AUTHOR=Liu Jing , Li Shenxin , Xiong Ying , Liu Ning , Zou Bin , Xiong Liwei TITLE=Uncertainty Analysis of Premature Death Estimation Under Various Open PM2.5 Datasets JOURNAL=Frontiers in Environmental Science VOLUME=10 YEAR=2022 URL=https://www.frontiersin.org/journals/environmental-science/articles/10.3389/fenvs.2022.934281 DOI=10.3389/fenvs.2022.934281 ISSN=2296-665X ABSTRACT=

Assessments of premature deaths caused by PM2.5 exposure have important scientific significance and provide valuable information for future human health–oriented air pollution prevention. PM2.5 concentration data are particularly vital and may cause great uncertainty in premature death assessments. This study constructed an index of deviation frequency to compare differences in premature deaths assessed by five sets of extensively used PM2.5 concentration remote sensing datasets. Then, a preferred combination project of the PM2.5 dataset was proposed by selecting relatively high-accuracy PM2.5 concentration datasets in areas with significant differences. Based on this project, an index of uncertainty was constructed to quantify the effects of using different PM2.5 datasets on premature death assessments.
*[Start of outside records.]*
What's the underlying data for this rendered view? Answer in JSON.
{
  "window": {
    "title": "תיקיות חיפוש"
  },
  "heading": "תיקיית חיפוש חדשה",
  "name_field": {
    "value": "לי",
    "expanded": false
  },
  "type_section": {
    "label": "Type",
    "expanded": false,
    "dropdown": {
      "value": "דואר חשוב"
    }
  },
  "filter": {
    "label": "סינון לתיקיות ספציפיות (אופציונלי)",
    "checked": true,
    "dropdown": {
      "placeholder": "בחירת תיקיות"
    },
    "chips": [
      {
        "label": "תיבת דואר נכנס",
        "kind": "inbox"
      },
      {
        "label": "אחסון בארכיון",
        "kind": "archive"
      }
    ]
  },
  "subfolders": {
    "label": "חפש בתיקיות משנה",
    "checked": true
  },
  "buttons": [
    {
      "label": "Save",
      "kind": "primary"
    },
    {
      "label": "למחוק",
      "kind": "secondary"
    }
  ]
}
The results showed that there were significant differences in PM2.5 attributable to premature deaths assessed by different datasets from 2000 to 2016, and the differences were most obvious in 2004. Spatially, differences were most significant in Jilin, Fujian, Liaoning, Hebei, Shanxi, Hubei, Sichuan, and Yunnan. The differences were caused by PM2.5 concentration; therefore, in order to reduce uncertainty in subsequent premature death assessments because of using different PM2.5 concentration data, the CGS3 dataset was recommended for Jilin, Sichuan, Yunnan, and Fujian, and the CHAP dataset was recommended for Liaoning, Hebei, Shanxi, and Hubei, and for other regions, CGS3, CHAP, or PHD datasets were more applicable. The CHAP dataset was the best selection for premature death assessments in the whole area. Based on the preferred combination project of the PM2.5 dataset, uncertainty in annual premature death assessments could be reduced by 31 and 159% in the whole and local area, respectively. The research results will provide a scientific basis for a reasonable selection of PM2.5 concentration remote sensing datasets in air pollution premature death assessments in China.